Ob früher alles besser war, kann keine Statistik belegen. „Es gibt schlicht kein Datenmaterial, auch die vorliegenden Zahlen sind Schätzungen“, sagt Johannes Hebebrand von der Deutschen Gesellschaft für Kinder- und Jugendpsychiatrie, Psychosomatik und Psychotherapie. Hebebrand warnt davor, die Schule angesichts der alarmierenden Zahlen mit noch mehr Forderungen und Erwartungen zu befrachten. „Schule muss in unserer Gesellschaft ohnehin schon zu viel leisten.“ Hebebrand sieht das Problem vor allem bei den Eltern. „Die Bereitschaft sich mit der Schule und dem, was ihre Kinder dort machen, auseinanderzusetzen, ist geschwunden. Viele wissen gar nicht, dass ihre Schützlinge ständig schwänzen“.
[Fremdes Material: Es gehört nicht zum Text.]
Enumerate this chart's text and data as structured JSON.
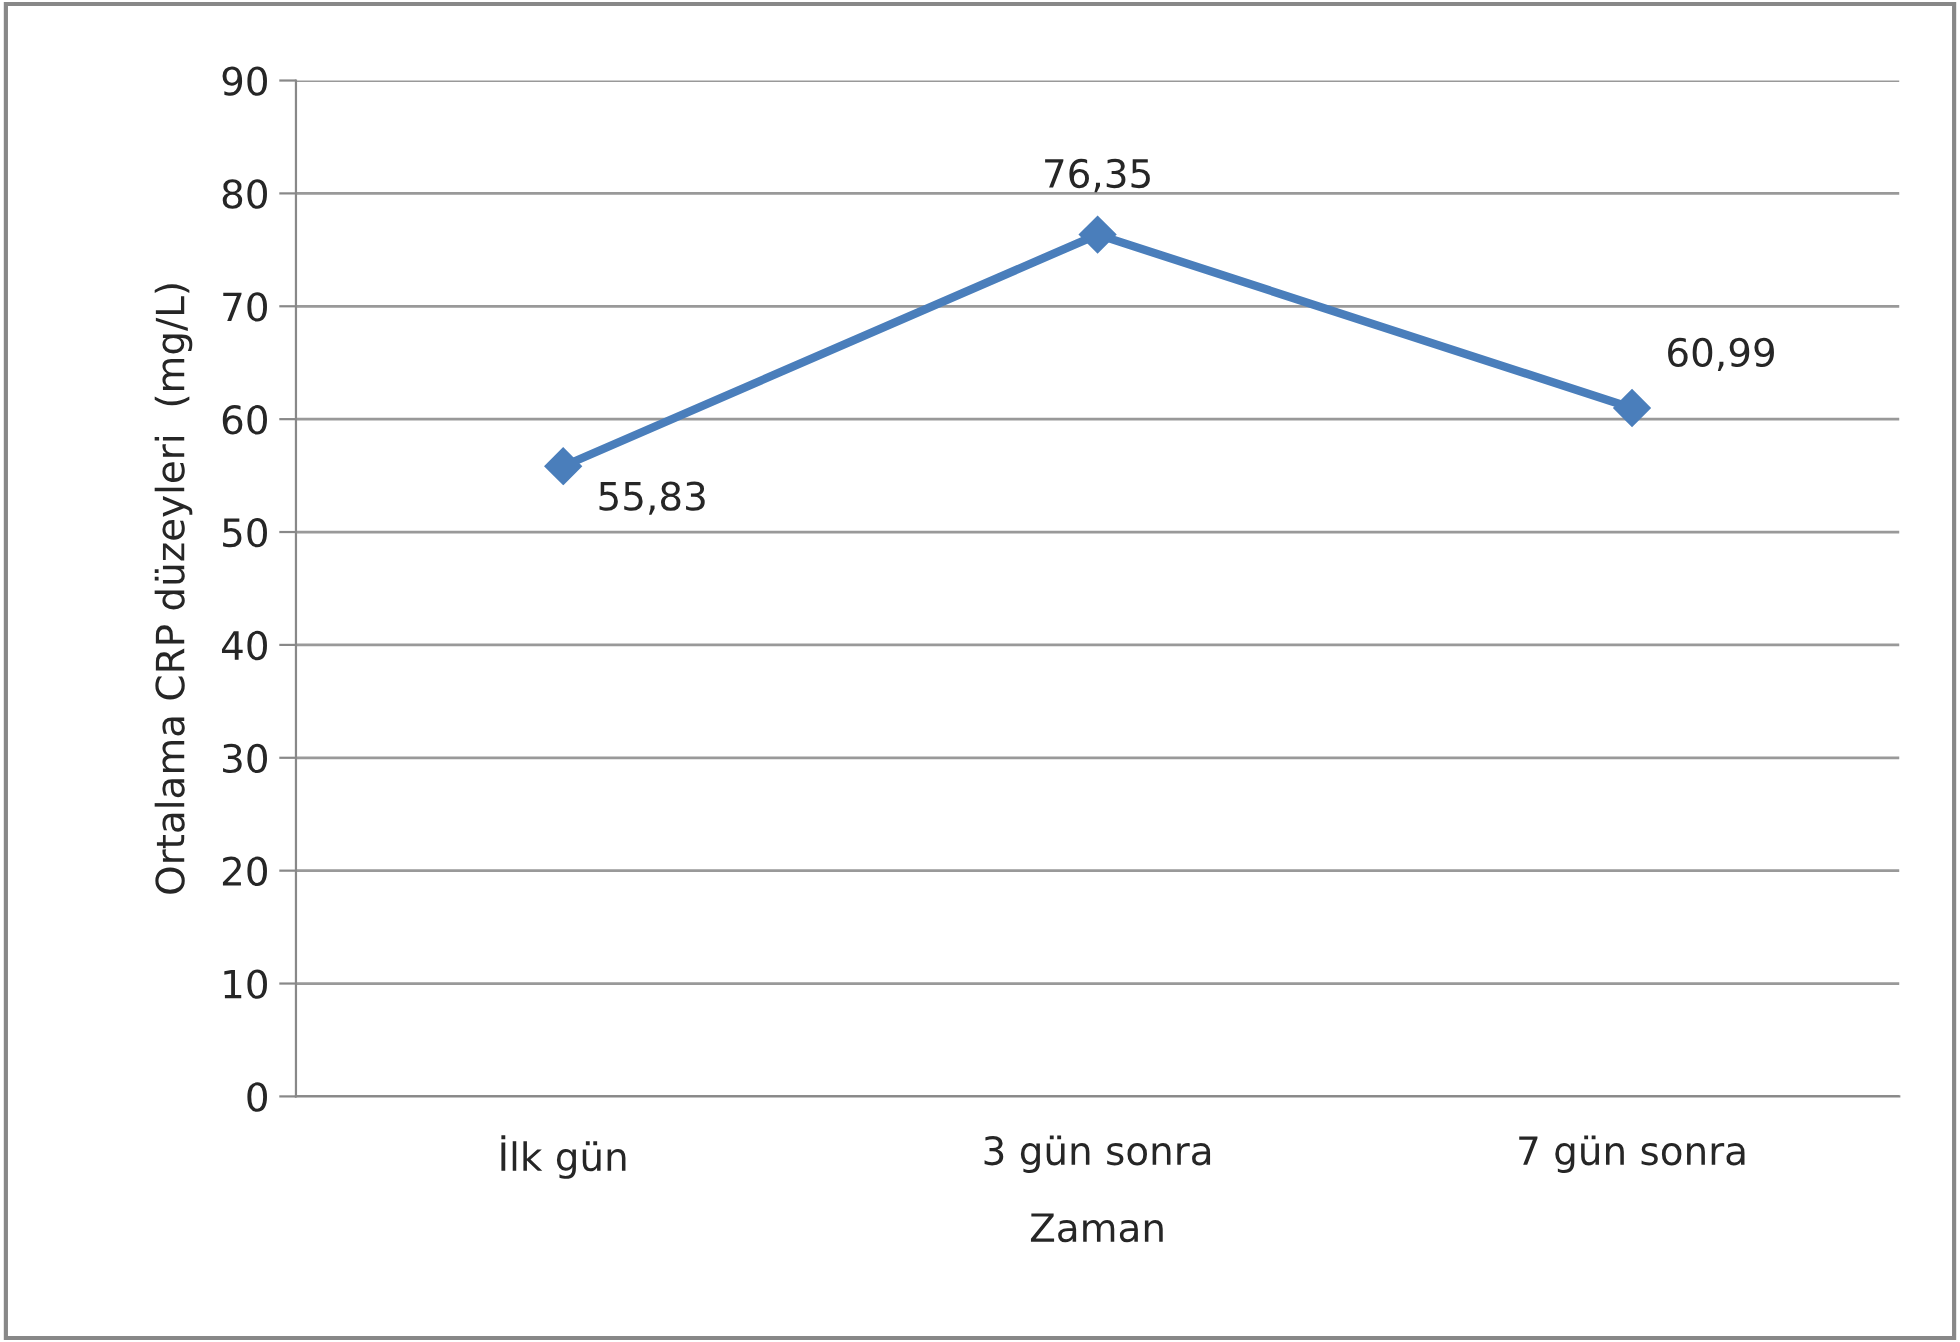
{
  "chart_data": {
    "type": "line",
    "xlabel": "Zaman",
    "ylabel": "Ortalama CRP düzeyleri  (mg/L)",
    "categories": [
      "İlk gün",
      "3 gün sonra",
      "7 gün sonra"
    ],
    "series": [
      {
        "color": "#4a7ebb",
        "values": [
          55.83,
          76.35,
          60.99
        ],
        "value_labels": [
          "55,83",
          "76,35",
          "60,99"
        ]
      }
    ],
    "ylim": [
      0,
      90
    ],
    "yticks": [
      0,
      10,
      20,
      30,
      40,
      50,
      60,
      70,
      80,
      90
    ],
    "grid": "y",
    "legend": false,
    "marker": "diamond",
    "line_style": "solid"
  }
}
Forderung nach mehr Schulpersonal

Hebebrand fordert von den politisch Verantwortlichen mehr Personal für die Schulen; Psychologen, die im Ernstfall auch einmal die Jugendhilfe verständigen. „Den Eltern muss von einem Verantwortlichen sehr rasch, bereits nach drei, vier Tagen, gesagt werden, dass es so nicht geht“, sagt Hebebrand. Notfalls seien auch Sanktionen möglich. In Berlin können Eltern mit 2500 Euro Strafe belegt werden, wenn sie ihr Kind nicht in die Schule schicken. Von einer Erhöhung auf 5000 Euro war Anfang des Jahres einmal die Rede. Dazu kam es nicht, auch deshalb, weil viele Schulverweigerer aus sozial schwachen Familien kommen, die bereits das niedrigere Bußgeld nicht aufbringen können. Dennoch wenden einige Berliner Bezirke dieses Mittel an. In Neukölln wurde es im vergangenen Jahr 187 Mal eingefordert.
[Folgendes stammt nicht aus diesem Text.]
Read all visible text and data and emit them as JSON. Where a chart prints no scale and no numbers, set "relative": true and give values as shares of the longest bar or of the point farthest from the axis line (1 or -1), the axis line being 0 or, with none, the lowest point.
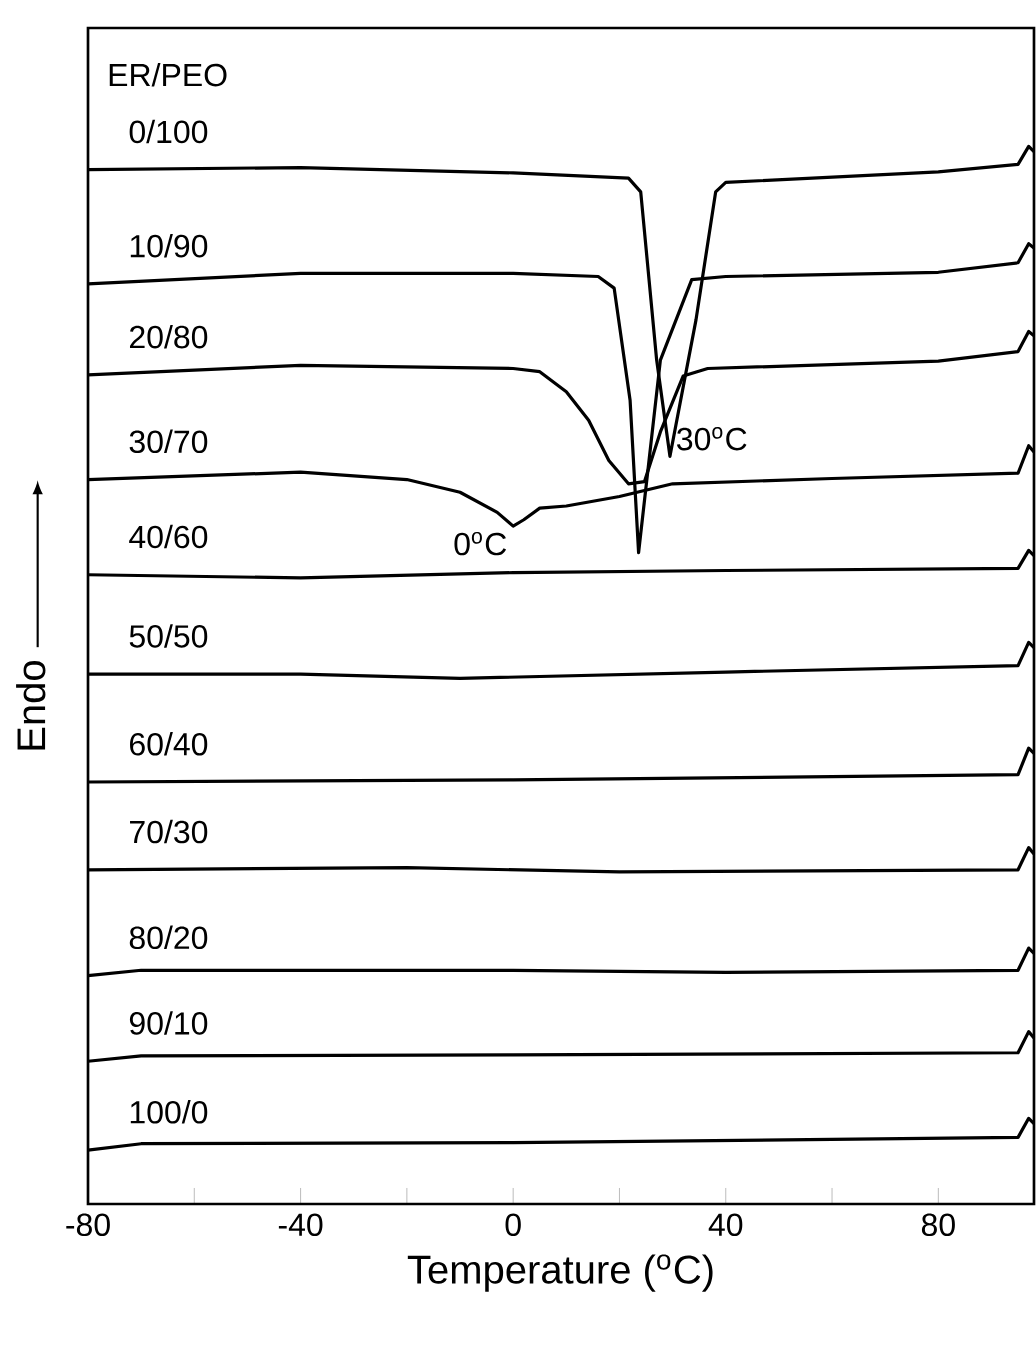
{
  "chart_data": {
    "type": "line",
    "relative": true,
    "legend_title": "ER/PEO",
    "xlabel": "Temperature ($^{o}$C)",
    "ylabel": "Endo",
    "xlim": [
      -80,
      98
    ],
    "xticks": [
      -80,
      {
        "value": -60,
        "label": null
      },
      -40,
      {
        "value": -20,
        "label": null
      },
      0,
      {
        "value": 20,
        "label": null
      },
      40,
      {
        "value": 60,
        "label": null
      },
      80
    ],
    "series": [
      {
        "name": "0/100",
        "color": "#000000",
        "x": [
          -80,
          -40,
          0,
          21.7,
          24,
          27,
          29.5,
          34.4,
          38.1,
          40,
          80,
          95,
          97,
          98
        ],
        "values": [
          0.978,
          0.98,
          0.975,
          0.97,
          0.957,
          0.798,
          0.707,
          0.836,
          0.957,
          0.966,
          0.976,
          0.983,
          1.0,
          0.995
        ]
      },
      {
        "name": "10/90",
        "color": "#000000",
        "x": [
          -80,
          -40,
          0,
          16,
          19,
          22,
          23.6,
          27.7,
          33.6,
          40,
          80,
          95,
          97,
          98
        ],
        "values": [
          0.87,
          0.88,
          0.88,
          0.877,
          0.866,
          0.76,
          0.616,
          0.798,
          0.874,
          0.877,
          0.881,
          0.89,
          0.908,
          0.904
        ]
      },
      {
        "name": "20/80",
        "color": "#000000",
        "x": [
          -80,
          -40,
          0,
          5,
          10,
          14.2,
          18,
          21.7,
          24.7,
          27.7,
          32,
          36.6,
          80,
          95,
          97,
          98
        ],
        "values": [
          0.784,
          0.793,
          0.79,
          0.787,
          0.768,
          0.741,
          0.703,
          0.681,
          0.683,
          0.73,
          0.783,
          0.79,
          0.797,
          0.806,
          0.825,
          0.821
        ]
      },
      {
        "name": "30/70",
        "color": "#000000",
        "x": [
          -80,
          -40,
          -20,
          -10,
          -3,
          0,
          2,
          5,
          10,
          20,
          30,
          60,
          95,
          97,
          98
        ],
        "values": [
          0.685,
          0.692,
          0.685,
          0.673,
          0.654,
          0.641,
          0.647,
          0.658,
          0.66,
          0.669,
          0.681,
          0.686,
          0.691,
          0.717,
          0.711
        ]
      },
      {
        "name": "40/60",
        "color": "#000000",
        "x": [
          -80,
          -40,
          0,
          40,
          95,
          97,
          98
        ],
        "values": [
          0.595,
          0.592,
          0.597,
          0.599,
          0.601,
          0.618,
          0.613
        ]
      },
      {
        "name": "50/50",
        "color": "#000000",
        "x": [
          -80,
          -40,
          -10,
          40,
          95,
          97,
          98
        ],
        "values": [
          0.501,
          0.501,
          0.497,
          0.503,
          0.509,
          0.531,
          0.526
        ]
      },
      {
        "name": "60/40",
        "color": "#000000",
        "x": [
          -80,
          0,
          95,
          97,
          98
        ],
        "values": [
          0.399,
          0.401,
          0.406,
          0.431,
          0.426
        ]
      },
      {
        "name": "70/30",
        "color": "#000000",
        "x": [
          -80,
          -20,
          20,
          95,
          97,
          98
        ],
        "values": [
          0.316,
          0.318,
          0.314,
          0.316,
          0.337,
          0.331
        ]
      },
      {
        "name": "80/20",
        "color": "#000000",
        "x": [
          -80,
          -70,
          0,
          40,
          95,
          97,
          98
        ],
        "values": [
          0.216,
          0.221,
          0.221,
          0.219,
          0.221,
          0.242,
          0.237
        ]
      },
      {
        "name": "90/10",
        "color": "#000000",
        "x": [
          -80,
          -70,
          0,
          95,
          97,
          98
        ],
        "values": [
          0.135,
          0.14,
          0.141,
          0.143,
          0.163,
          0.157
        ]
      },
      {
        "name": "100/0",
        "color": "#000000",
        "x": [
          -80,
          -70,
          0,
          95,
          97,
          98
        ],
        "values": [
          0.051,
          0.057,
          0.058,
          0.063,
          0.081,
          0.076
        ]
      }
    ],
    "annotations": [
      {
        "text": "0$^{o}$C",
        "x": 0,
        "y": 0.641
      },
      {
        "text": "30$^{o}$C",
        "x": 29.5,
        "y": 0.707
      }
    ]
  }
}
In diesem Bezirk steht auch Deutschlands erstes Internat für notorische Schulverweigerer. Acht Plätze stehen seit 1. September zur Verfügung. Langfristig könnten es einmal 48 sein. Über Erfolge oder Misserfolge lässt sich nach so kurzer Zeit noch nichts sagen. Ziel der Einrichtung ist es, den Jugendlichen wieder Struktur zu vermitteln. „Sie müssen um 6.30 Uhr aufstehen, schon das ist für einige eine ganz neue Erfahrung, haben sie doch bisher die Nächte durchgemacht“, sagt ein Sprecher des Trägers, der diakonischen EJF-Lazarus-Gesellschaft.
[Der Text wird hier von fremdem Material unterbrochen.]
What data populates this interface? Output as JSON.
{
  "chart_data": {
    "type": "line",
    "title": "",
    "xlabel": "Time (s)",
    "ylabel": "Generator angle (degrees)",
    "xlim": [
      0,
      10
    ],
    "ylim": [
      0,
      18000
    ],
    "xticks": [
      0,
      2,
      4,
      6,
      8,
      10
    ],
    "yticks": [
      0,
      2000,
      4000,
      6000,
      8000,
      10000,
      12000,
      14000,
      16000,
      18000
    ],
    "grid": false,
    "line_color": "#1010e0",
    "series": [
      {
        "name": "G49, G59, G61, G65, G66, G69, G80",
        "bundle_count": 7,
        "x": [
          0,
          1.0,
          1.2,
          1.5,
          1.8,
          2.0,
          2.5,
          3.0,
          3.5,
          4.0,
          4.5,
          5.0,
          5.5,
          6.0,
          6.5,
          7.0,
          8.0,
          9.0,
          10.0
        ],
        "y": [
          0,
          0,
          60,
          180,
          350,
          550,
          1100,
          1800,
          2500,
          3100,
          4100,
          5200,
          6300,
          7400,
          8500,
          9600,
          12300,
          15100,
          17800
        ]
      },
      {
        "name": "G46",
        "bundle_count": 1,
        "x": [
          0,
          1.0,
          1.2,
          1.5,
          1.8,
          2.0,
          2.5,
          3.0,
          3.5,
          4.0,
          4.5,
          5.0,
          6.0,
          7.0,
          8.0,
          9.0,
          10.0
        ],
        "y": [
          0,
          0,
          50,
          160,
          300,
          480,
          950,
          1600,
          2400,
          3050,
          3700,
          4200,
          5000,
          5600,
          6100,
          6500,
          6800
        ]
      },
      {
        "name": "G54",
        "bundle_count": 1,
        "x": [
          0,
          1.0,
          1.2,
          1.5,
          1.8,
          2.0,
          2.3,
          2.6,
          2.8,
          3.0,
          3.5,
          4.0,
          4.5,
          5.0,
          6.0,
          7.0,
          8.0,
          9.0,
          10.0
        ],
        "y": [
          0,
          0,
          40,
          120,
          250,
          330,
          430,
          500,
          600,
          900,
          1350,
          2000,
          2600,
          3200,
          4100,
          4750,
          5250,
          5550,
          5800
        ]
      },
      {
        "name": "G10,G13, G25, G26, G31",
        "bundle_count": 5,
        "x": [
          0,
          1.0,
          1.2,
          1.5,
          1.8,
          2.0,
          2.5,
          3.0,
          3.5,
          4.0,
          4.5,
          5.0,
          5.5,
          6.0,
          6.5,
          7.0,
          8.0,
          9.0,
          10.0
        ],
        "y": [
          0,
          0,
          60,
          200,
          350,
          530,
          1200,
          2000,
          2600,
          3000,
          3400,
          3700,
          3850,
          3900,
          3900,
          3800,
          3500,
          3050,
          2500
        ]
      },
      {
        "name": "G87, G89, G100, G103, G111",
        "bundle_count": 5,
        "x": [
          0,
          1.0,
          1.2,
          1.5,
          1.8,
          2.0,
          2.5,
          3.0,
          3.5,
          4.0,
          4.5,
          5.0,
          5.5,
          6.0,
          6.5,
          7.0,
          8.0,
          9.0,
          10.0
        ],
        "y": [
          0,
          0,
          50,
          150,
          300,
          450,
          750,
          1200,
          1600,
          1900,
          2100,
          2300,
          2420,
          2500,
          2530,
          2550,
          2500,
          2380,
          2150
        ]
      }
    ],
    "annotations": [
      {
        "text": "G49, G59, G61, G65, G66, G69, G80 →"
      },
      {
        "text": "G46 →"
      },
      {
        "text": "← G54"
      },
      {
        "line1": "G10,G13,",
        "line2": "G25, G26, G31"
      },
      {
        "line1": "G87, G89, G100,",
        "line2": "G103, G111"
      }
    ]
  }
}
Fünf Tage die Woche leben die Jugendlichen in einer Wohngruppe auf dem Gelände einer sonderpädagogischen Hauptschule, die sie halbtags besuchen. Der kurze Weg zur Schule soll ihnen die Penne im wahrsten Sinn wieder näher bringen. Drei Erzieher betreuen die Jungs und Mädchen, die aus deutschen, türkischen und arabischen Familien kommen. „Gerade unter den Töchtern von Migranten finden sich viele Schulverweigerer. Ihre Eltern glauben, Bildung sei für die jungen Frauen nicht so wichtig“, sagt Karlheinz Thimm.

Das Neuköllner Internat wird überwiegend durch die öffentliche Hand getragen. 30.000 Euro kostet ein Platz pro Jahr – mehr als die meisten Privatschulen verlangen. Doch die Investition des Steuerzahlers lohne sich, ist Neuköllns Bildungsstadtrat Wolfgang Schimmang (SPD) überzeugt: „Ein Mensch, der nicht arbeitet, kostet den Staat langfristig mindestens eine Million Euro“.

Schulverweigerung ist eine schwere Hypothek

Dass die Schulverweigerung eine schwere Hypothek auf ihre Zukunft ist, diese Botschaft vermittelt den jungen Menschen auch der Name einer Initiative des Bundesfamilienministeriums. „Die 2. Chance“ nennt sich das Projekt, das mittlerweile an 194 Standorten mit Koordinierungsstellen präsent ist. Die Mitarbeiter suchen den Kontakt zu den Problem-Schülern und arbeiten mit ihnen an Konzepten, damit sie wieder in den Schulalltag zurückfinden – wenn sie mitmachen. 84 Millionen Euro stehen im Förderzeitraum 2007 bis 2013 zur Verfügung. „Solche Projekte sollten aber mit den Universitäten besser zusammenarbeiten“, fordert Johannes Hebebrand. „Wir brauchen mehr Erkenntnisse, damit wir den Kindern und Jugendlichen besser und schneller helfen können.“

Birgit aus dem kleinen Dorf in Oberbayern wurde damals offenbar nicht richtig geholfen. Nach wenigen Monaten blieb sie wieder der Schule fern. Vielleicht geht es einem ihrer Söhne zumindest heute besser. Dass im Dorf schon wieder getuschelt wird, er habe das gleiche Problem wie seine Mutter, dürfte ihm die Angst vor der Schule jedenfalls nicht nehmen.